3
MILEAGE AND PRICE OF USED CARS
The relationship between mileage and the price of used cars
Emily Parkins
Vesalius College
Author Note
Assignment 1 for STA101 Introduction to Statistics (Professor Luc Hens)
28 August 2014
Abstract
The selling price at auction of a random sample of 100 used Ford Tauruses tends to decrease with the mileage. The coefficient of correlation (-0.81) indicates a strong negative linear relationship. The line of best fit shows that an additional 1 000 miles on the odometer lowers the predicted selling price by about US$ 62. This effect is rather small and statistically significant (the p-value is less than 1%). The line of best fit explains 65% of the variation in the selling price.
EconLit subject codes: C210, L620
The relationship between mileage and the price of used cars
A car dealer wants to find the relationship between the mileage and the selling price of used cars. Economic theory suggests that the price of a consumer durable (like a car) is equal to the net present value of the expected future flow of services the good provides to the owner. As a used car with a higher mileage tends to last shorter, we expect a lower price. To investigate the relationship, I used information for a random sample of 100 used Ford Tauruses, provided by Keller & Warrack (2003, p. 610). The variables are the price at auction (with a mean of US$ 14 822 and a standard deviation of US$ 510) and the odometer reading in miles (with a mean of 36 009 miles and a standard deviation of 660 miles). The histograms (not shown) reveal that the distributions of both variables are roughly bell-shaped. A scatter plot and the line of best fit show the relationship between price and mileage (figure 1).
The coefficient of correlation is -0.81, indicating a strong and negative linear relationship between the mileage and the selling price of used cars. The equation of the line of best fit is:
predicted selling price = US$ 17 067 - (US$ 0.062/mile) ´ odometer reading
(standard error) (169.03) ( 0.0045)
R2 = 0.65
As expected, the higher the mileage of a second-hand Ford Taurus, the lower the predicted selling price. The estimated gradient (-0.062, with a 95%-confidence interval of [0.072;-0.053]) means that an additional mile lowers the predicted selling price by about US$ 0.062, or, put differently, that an additional 1 000 miles lowers the predicted selling price by about US$ 62; this effect is rather small. The gradient is statistically significant: using the conventional levels of significance (α = 5% and α = 1%), we can reject the null hypothesis that mileage has no effect of price, as the p-value (the observed probability of making a type I error) is very small and well below α. The y-intercept implies that a second-hand Ford Taurus which has never been driven is predicted to cost $17 067. However, as a mileage of 0 miles is very far removed from the sample mean of 36 009 miles (see figure 1), little weight should be given to this interpretation of the y-intercept. The line of best fit explains 65% of the variation in the selling price (R2 = 0.65).
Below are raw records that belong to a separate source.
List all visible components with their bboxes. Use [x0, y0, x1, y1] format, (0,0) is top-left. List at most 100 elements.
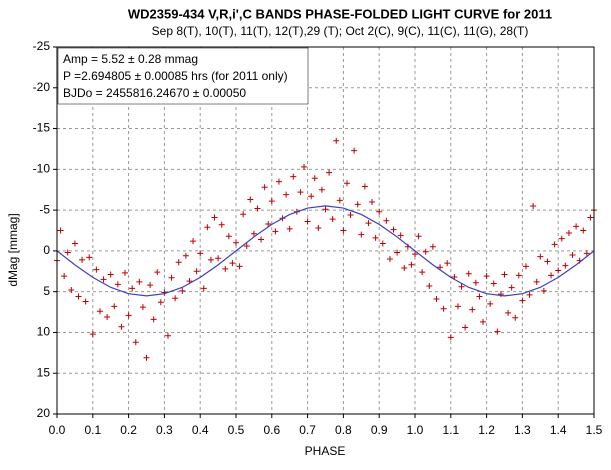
- data-point: [551, 241, 558, 248]
- data-point: [519, 297, 526, 304]
- y-tick-label: 0: [43, 243, 50, 257]
- data-point: [315, 225, 322, 232]
- x-tick-label: 1.0: [407, 423, 424, 437]
- data-point: [419, 269, 426, 276]
- data-point: [301, 163, 308, 170]
- x-tick-label: 1.1: [442, 423, 459, 437]
- data-point: [487, 300, 494, 307]
- data-point: [565, 229, 572, 236]
- data-point: [129, 285, 136, 292]
- data-point: [64, 249, 71, 256]
- data-point: [89, 331, 96, 338]
- x-axis-label: PHASE: [305, 444, 346, 458]
- data-point: [397, 232, 404, 239]
- data-point: [376, 208, 383, 215]
- data-point: [508, 284, 515, 291]
- data-point: [265, 220, 272, 227]
- data-point: [147, 282, 154, 289]
- data-point: [193, 268, 200, 275]
- data-point: [211, 214, 218, 221]
- data-point: [229, 260, 236, 267]
- y-tick-label: -15: [33, 121, 51, 135]
- data-point: [197, 250, 204, 257]
- x-tick-label: 1.5: [586, 423, 603, 437]
- data-point: [379, 240, 386, 247]
- x-tick-label: 0.3: [156, 423, 173, 437]
- x-tick-label: 0.1: [84, 423, 101, 437]
- y-tick-label: 5: [43, 284, 50, 298]
- y-tick-label: -5: [39, 202, 50, 216]
- data-point: [472, 279, 479, 286]
- data-point: [447, 334, 454, 341]
- data-point: [394, 249, 401, 256]
- data-point: [569, 251, 576, 258]
- data-point: [114, 281, 121, 288]
- data-point: [429, 243, 436, 250]
- data-point: [93, 266, 100, 273]
- data-point: [86, 254, 93, 261]
- data-point: [494, 328, 501, 335]
- x-tick-label: 0.0: [49, 423, 66, 437]
- x-tick-label: 0.9: [371, 423, 388, 437]
- data-point: [250, 230, 257, 237]
- data-point: [544, 258, 551, 265]
- data-point: [107, 271, 114, 278]
- data-point: [336, 197, 343, 204]
- data-point: [243, 242, 250, 249]
- data-point: [454, 303, 461, 310]
- data-point: [139, 304, 146, 311]
- data-point: [207, 256, 214, 263]
- plot-frame: [56, 46, 595, 415]
- data-point: [526, 291, 533, 298]
- x-tick-label: 0.4: [192, 423, 209, 437]
- data-point: [136, 278, 143, 285]
- data-point: [311, 175, 318, 182]
- data-point: [218, 221, 225, 228]
- data-point: [258, 236, 265, 243]
- data-point: [82, 298, 89, 305]
- y-axis-label: dMag [mmag]: [6, 213, 20, 286]
- x-tick-label: 1.4: [550, 423, 567, 437]
- data-point: [261, 184, 268, 191]
- data-point: [125, 312, 132, 319]
- data-point: [426, 282, 433, 289]
- data-point: [412, 251, 418, 258]
- data-point: [458, 283, 465, 290]
- data-point: [326, 169, 333, 176]
- annotation: BJDo = 2455816.24670 ± 0.00050: [63, 86, 246, 100]
- data-point: [583, 250, 590, 257]
- data-point: [522, 263, 529, 270]
- x-tick-label: 0.8: [335, 423, 352, 437]
- data-point: [236, 263, 243, 270]
- data-point: [254, 205, 261, 212]
- fit-curve: [56, 205, 595, 297]
- x-tick-label: 0.7: [299, 423, 316, 437]
- data-point: [75, 293, 82, 300]
- data-point: [372, 234, 379, 241]
- data-point: [100, 276, 107, 283]
- data-point: [164, 332, 171, 339]
- data-point: [555, 267, 562, 274]
- data-point: [297, 189, 304, 196]
- data-point: [408, 261, 415, 268]
- data-point: [247, 196, 254, 203]
- data-point: [182, 252, 189, 259]
- data-point: [268, 198, 275, 205]
- data-point: [57, 227, 64, 234]
- data-point: [580, 227, 587, 234]
- data-point: [275, 178, 282, 185]
- data-point: [290, 173, 297, 180]
- data-point: [225, 233, 232, 240]
- x-tick-label: 1.2: [478, 423, 495, 437]
- data-point: [132, 339, 139, 346]
- data-point: [530, 203, 537, 210]
- annotation: P =2.694805 ± 0.00085 hrs (for 2011 only…: [63, 69, 288, 83]
- data-point: [347, 212, 354, 219]
- data-point: [483, 273, 490, 280]
- data-point: [304, 218, 311, 225]
- data-point: [204, 224, 211, 231]
- data-point: [272, 228, 279, 235]
- data-point: [351, 147, 358, 154]
- data-point: [515, 272, 522, 279]
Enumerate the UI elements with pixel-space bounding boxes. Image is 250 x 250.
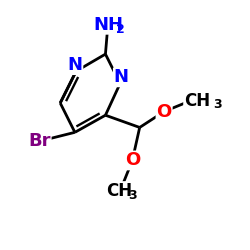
Text: CH: CH <box>184 92 210 110</box>
Text: N: N <box>68 56 82 74</box>
Text: Br: Br <box>28 132 51 150</box>
Text: CH: CH <box>106 182 132 200</box>
Text: O: O <box>125 152 140 170</box>
Text: 2: 2 <box>116 23 125 36</box>
Text: O: O <box>156 102 172 120</box>
Text: NH: NH <box>93 16 123 34</box>
Text: 3: 3 <box>213 98 222 112</box>
Text: 3: 3 <box>128 189 137 202</box>
Text: N: N <box>114 68 129 86</box>
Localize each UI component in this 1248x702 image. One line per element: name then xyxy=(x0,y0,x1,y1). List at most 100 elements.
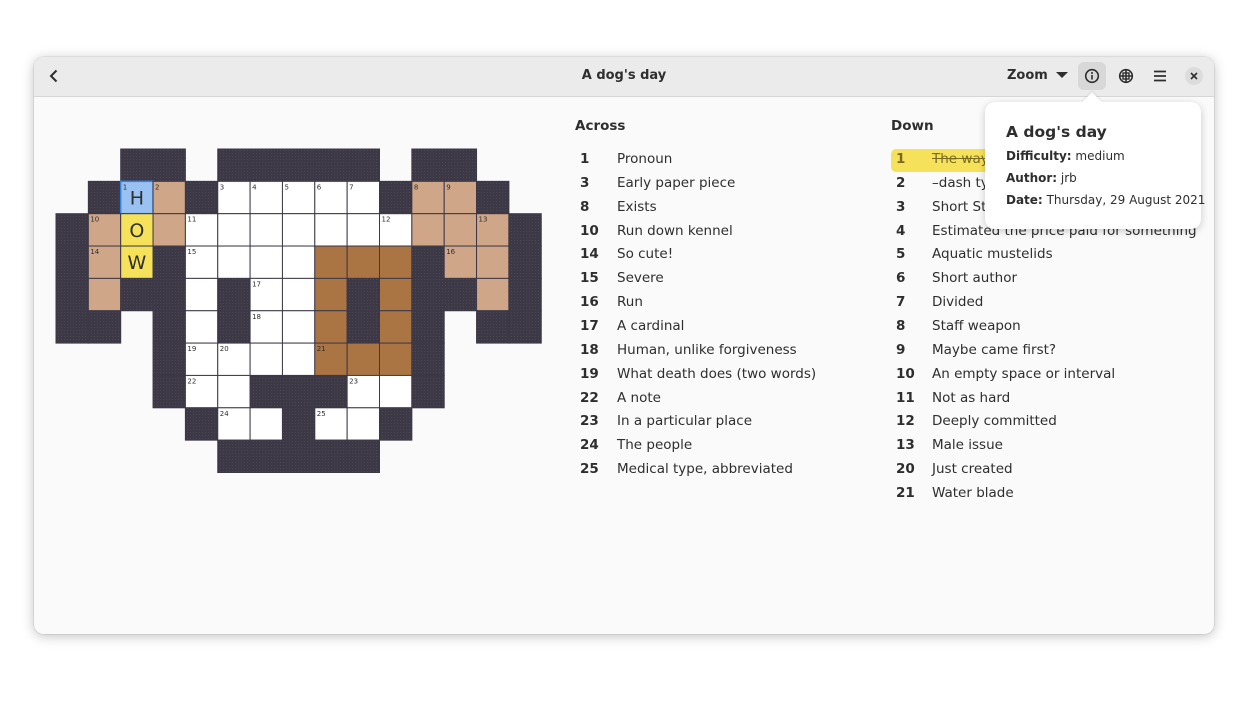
clue-text: The way xyxy=(932,151,989,167)
cell-number: 17 xyxy=(252,280,261,288)
grid-cell xyxy=(346,439,380,473)
grid-cell xyxy=(508,213,542,247)
info-button[interactable] xyxy=(1078,62,1106,90)
puzzle-button[interactable] xyxy=(1112,62,1140,90)
popover-row: Difficulty: medium xyxy=(1006,149,1125,163)
cell-number: 20 xyxy=(220,345,229,353)
cell-number: 16 xyxy=(446,248,455,256)
grid-cell xyxy=(379,342,413,376)
grid-cell xyxy=(249,148,283,182)
grid-cell xyxy=(152,374,186,409)
clue-text: Water blade xyxy=(932,484,1014,501)
grid-cell xyxy=(152,148,186,182)
clue-number: 14 xyxy=(580,246,599,263)
window-title: A dog's day xyxy=(581,68,667,83)
grid-cell xyxy=(152,213,186,247)
cell-number: 11 xyxy=(187,216,196,224)
grid-cell xyxy=(281,310,316,344)
grid-cell xyxy=(184,407,219,441)
zoom-menu[interactable]: Zoom xyxy=(1007,68,1069,83)
grid-cell xyxy=(184,180,219,215)
grid-cell xyxy=(379,310,413,344)
cell-number: 10 xyxy=(90,216,99,224)
clue-number: 7 xyxy=(896,294,906,311)
close-icon xyxy=(1185,67,1203,85)
grid-cell xyxy=(346,213,380,247)
grid-cell xyxy=(443,213,478,247)
zoom-label: Zoom xyxy=(1007,68,1048,83)
menu-icon xyxy=(1154,70,1166,82)
clue-number: 21 xyxy=(896,484,915,501)
popover-value: jrb xyxy=(1060,171,1077,185)
header-bar: A dog's day Zoom xyxy=(34,57,1214,97)
grid-cell xyxy=(152,277,186,312)
grid-cell xyxy=(476,310,510,344)
menu-button[interactable] xyxy=(1146,62,1174,90)
grid-cell xyxy=(281,148,316,182)
clue-number: 22 xyxy=(580,389,599,406)
grid-cell xyxy=(379,374,413,409)
grid-cell xyxy=(87,180,122,215)
grid-cell xyxy=(508,245,542,279)
grid-cell xyxy=(249,213,283,247)
clue-text: An empty space or interval xyxy=(932,365,1116,382)
grid-cell xyxy=(411,310,445,344)
grid-cell xyxy=(217,245,251,279)
cell-letter: H xyxy=(130,188,144,210)
clue-text: Exists xyxy=(617,198,657,215)
grid-cell xyxy=(346,245,380,279)
clue-text: A cardinal xyxy=(617,317,685,334)
grid-cell xyxy=(152,180,186,215)
grid-cell xyxy=(411,277,445,312)
grid-cell xyxy=(314,439,348,473)
clue-number: 5 xyxy=(896,246,906,263)
grid-cell xyxy=(314,277,348,312)
popover-label: Author: xyxy=(1006,171,1058,185)
grid-cell xyxy=(379,407,413,441)
clue-number: 15 xyxy=(580,270,599,287)
clue-number: 1 xyxy=(896,151,906,167)
grid-cell xyxy=(508,310,542,344)
grid-cell xyxy=(281,374,316,409)
grid-cell xyxy=(281,439,316,473)
clue-text: In a particular place xyxy=(617,413,752,430)
clue-number: 8 xyxy=(580,198,590,215)
clue-text: Severe xyxy=(617,270,664,287)
grid-cell xyxy=(314,310,348,344)
clue-number: 1 xyxy=(580,151,590,167)
clue-number: 20 xyxy=(896,461,915,478)
grid-cell xyxy=(411,180,445,215)
back-button[interactable] xyxy=(40,62,68,90)
grid-cell xyxy=(249,342,283,376)
cell-number: 9 xyxy=(446,183,450,191)
clue-text: Aquatic mustelids xyxy=(932,246,1053,263)
clue-number: 3 xyxy=(896,198,906,215)
clue-text: Just created xyxy=(932,461,1013,478)
grid-cell xyxy=(217,277,251,312)
close-button[interactable] xyxy=(1180,62,1208,90)
grid-cell xyxy=(476,245,510,279)
grid-cell xyxy=(120,277,154,312)
grid-cell xyxy=(184,277,219,312)
cell-number: 22 xyxy=(187,377,196,385)
clue-text: Medical type, abbreviated xyxy=(617,461,793,478)
clue-text: What death does (two words) xyxy=(617,365,817,382)
grid-cell xyxy=(249,374,283,409)
grid-cell xyxy=(314,374,348,409)
clue-text: Staff weapon xyxy=(932,317,1021,334)
cell-number: 21 xyxy=(317,345,326,353)
clue-number: 8 xyxy=(896,317,906,334)
cell-letter: O xyxy=(129,220,144,242)
grid-cell xyxy=(217,148,251,182)
popover-value: Thursday, 29 August 2021 xyxy=(1046,193,1206,207)
clue-number: 13 xyxy=(896,437,915,454)
clue-number: 18 xyxy=(580,341,599,358)
grid-cell xyxy=(379,245,413,279)
grid-cell xyxy=(379,277,413,312)
grid-cell xyxy=(249,245,283,279)
grid-cell xyxy=(411,374,445,409)
grid-cell xyxy=(184,245,219,279)
clue-text: Run xyxy=(617,294,643,311)
cell-number: 6 xyxy=(317,183,322,191)
cell-number: 4 xyxy=(252,183,257,191)
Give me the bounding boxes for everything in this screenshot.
The line of best fit predicts the following price for a used Ford Taurus with a mileage of 40000:
(predicted selling price, US$ | odometer reading = 40 000 miles)
= US$ 17 067 - (US$ 0.0623/mile) ´ 40.000 miles = US$ 14 575
That is, a used Ford Taurus with 40 000 miles is predicted to sell for US$ 14 575 at auction.
References
Keller, G., & Warrack, B. (2003). Statistics for Management and Economics (6th edition). Pacific Grove: Thomson / Brooks Cole.
R Development Core Team (2006). R: A Language and Environment for Statistical Computing [Computer software]. Vienna: R Foundation for Statistical Computing. Retrieved from http://www.R-project.org.
Figure 1. The relationship between mileage and selling price at auction of used Ford Tauruses (sample size = 100). Note. Data from Keller & Warrack (2003, p. 610). Scatter plot and line of best fit were obtained using the R statistical environment (R Development Core Team, 2006).